- Credores da Fictor, em recuperação judicial com dívidas de R$ 4,3 bilhões, solicitam à Justiça a destituição da Laspro Consultores, administradora judicial da recuperação.
- O pedido ocorre após a Laspro defender uma metodologia de cálculo que desconta dos créditos dos investidores valores já recebidos antes do pedido de recuperação.
- A proposta prevê que o crédito passe a ser a diferença entre o valor aportado e os pagamentos já recebidos, com atualização pelo IPCA e juros legais até a data do pedido de recuperação.
- A Laspro sustenta que contratos de sociedade em conta de participação usados pela Fictor eram simulados, com pagamentos mensais fixos, caracterizando renda fixa.

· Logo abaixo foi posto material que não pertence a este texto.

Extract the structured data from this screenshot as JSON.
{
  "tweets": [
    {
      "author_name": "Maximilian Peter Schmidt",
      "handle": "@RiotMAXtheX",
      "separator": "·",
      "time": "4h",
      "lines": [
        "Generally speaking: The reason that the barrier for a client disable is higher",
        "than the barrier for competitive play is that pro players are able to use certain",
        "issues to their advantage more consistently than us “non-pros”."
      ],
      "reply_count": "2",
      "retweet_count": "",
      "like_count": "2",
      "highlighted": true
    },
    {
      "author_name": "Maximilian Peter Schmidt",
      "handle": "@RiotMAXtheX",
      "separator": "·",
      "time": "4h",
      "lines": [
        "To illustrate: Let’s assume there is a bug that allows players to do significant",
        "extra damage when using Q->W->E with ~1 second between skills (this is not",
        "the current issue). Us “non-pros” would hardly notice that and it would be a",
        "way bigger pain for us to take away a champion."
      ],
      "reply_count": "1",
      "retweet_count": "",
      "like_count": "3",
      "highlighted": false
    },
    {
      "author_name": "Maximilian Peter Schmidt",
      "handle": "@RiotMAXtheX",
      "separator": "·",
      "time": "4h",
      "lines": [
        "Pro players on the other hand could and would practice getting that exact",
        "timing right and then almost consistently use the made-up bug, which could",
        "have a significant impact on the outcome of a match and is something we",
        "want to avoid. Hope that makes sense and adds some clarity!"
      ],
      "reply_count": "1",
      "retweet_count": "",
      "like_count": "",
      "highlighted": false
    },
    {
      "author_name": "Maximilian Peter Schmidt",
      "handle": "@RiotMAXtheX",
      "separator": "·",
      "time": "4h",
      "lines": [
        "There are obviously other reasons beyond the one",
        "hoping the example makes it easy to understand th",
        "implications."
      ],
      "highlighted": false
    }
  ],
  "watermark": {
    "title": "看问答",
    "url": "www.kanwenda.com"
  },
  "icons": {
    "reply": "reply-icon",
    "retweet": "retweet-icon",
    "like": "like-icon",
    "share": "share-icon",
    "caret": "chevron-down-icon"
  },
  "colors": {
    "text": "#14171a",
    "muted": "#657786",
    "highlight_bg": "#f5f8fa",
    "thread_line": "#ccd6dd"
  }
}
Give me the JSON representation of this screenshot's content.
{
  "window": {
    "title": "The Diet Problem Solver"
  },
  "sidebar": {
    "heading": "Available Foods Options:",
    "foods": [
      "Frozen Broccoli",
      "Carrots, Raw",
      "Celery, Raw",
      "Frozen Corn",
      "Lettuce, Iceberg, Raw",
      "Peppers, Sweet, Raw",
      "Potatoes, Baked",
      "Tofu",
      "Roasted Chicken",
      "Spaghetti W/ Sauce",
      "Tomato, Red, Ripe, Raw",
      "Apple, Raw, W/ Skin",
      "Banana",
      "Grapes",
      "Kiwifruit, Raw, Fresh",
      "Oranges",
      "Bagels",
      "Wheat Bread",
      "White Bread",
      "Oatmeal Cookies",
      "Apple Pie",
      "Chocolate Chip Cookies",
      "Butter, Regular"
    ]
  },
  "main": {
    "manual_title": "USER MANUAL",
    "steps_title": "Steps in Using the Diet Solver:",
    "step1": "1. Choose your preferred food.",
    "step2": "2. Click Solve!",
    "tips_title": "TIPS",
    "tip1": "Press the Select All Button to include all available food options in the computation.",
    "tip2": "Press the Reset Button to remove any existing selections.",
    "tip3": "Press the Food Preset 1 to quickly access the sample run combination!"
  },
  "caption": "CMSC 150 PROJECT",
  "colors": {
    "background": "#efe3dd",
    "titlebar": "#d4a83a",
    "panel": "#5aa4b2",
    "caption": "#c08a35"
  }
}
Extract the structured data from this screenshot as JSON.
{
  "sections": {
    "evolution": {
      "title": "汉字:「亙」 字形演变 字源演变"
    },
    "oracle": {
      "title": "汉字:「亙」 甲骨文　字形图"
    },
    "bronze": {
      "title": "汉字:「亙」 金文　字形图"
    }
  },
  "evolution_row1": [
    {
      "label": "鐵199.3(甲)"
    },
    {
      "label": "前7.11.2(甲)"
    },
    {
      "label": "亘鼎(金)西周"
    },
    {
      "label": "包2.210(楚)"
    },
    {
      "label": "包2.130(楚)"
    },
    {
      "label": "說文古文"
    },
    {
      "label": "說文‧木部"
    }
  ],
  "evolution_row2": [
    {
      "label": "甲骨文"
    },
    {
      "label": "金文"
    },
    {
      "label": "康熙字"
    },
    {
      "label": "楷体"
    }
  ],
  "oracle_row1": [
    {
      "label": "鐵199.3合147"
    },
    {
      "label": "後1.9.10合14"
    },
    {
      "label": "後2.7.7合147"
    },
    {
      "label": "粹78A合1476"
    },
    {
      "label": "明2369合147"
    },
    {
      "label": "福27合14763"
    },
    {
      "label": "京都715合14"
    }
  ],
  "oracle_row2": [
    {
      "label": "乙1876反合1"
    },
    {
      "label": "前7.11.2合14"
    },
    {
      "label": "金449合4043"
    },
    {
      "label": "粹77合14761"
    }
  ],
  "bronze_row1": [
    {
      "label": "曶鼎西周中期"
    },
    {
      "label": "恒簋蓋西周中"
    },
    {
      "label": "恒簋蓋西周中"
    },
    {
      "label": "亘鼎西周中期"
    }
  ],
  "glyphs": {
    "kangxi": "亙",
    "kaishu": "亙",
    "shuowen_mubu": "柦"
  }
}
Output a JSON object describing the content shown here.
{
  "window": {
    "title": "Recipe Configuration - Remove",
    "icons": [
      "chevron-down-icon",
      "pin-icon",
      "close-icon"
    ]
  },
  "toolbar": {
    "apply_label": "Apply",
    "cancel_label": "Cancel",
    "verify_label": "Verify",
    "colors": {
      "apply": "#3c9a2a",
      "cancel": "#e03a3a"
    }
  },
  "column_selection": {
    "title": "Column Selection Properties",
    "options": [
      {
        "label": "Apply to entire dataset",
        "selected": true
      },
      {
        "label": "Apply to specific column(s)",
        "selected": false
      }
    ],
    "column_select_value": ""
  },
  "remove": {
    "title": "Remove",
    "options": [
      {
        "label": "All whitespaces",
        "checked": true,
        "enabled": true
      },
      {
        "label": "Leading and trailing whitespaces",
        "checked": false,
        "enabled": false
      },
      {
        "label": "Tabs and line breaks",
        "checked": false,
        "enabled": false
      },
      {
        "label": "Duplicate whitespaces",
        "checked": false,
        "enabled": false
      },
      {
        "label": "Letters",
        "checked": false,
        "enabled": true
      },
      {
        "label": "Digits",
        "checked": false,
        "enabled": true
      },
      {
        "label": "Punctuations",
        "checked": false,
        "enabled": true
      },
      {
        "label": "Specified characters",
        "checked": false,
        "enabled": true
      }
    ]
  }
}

- A discussão ocorre em meio ao prazo para habilitações e divergências terminando em 2 de junho, envio do plano de recuperação até 23 de junho e término do stay period prevista para 25 de agosto.
Os credores da Fictor, grupo em recuperação judicial com dívidas de 4,3 bilhões de reais, solicitaram à Justiça a destituição da Laspro Consultores, administradora da recuperação. A contestação foca na metodologia de cálculo proposta pela Laspro, que desconta valores já pagos aos investidores antes do pedido de recuperação.
Segundo a proposta, o crédito passaria a ser a diferença entre o valor aportado e os recebimentos já realizados, com atualização pelo IPCA e juros legais até a data do pedido. A Laspro sustenta que os contratos usados pela Fictor para captação seriam simulados e teriam natureza de renda fixa.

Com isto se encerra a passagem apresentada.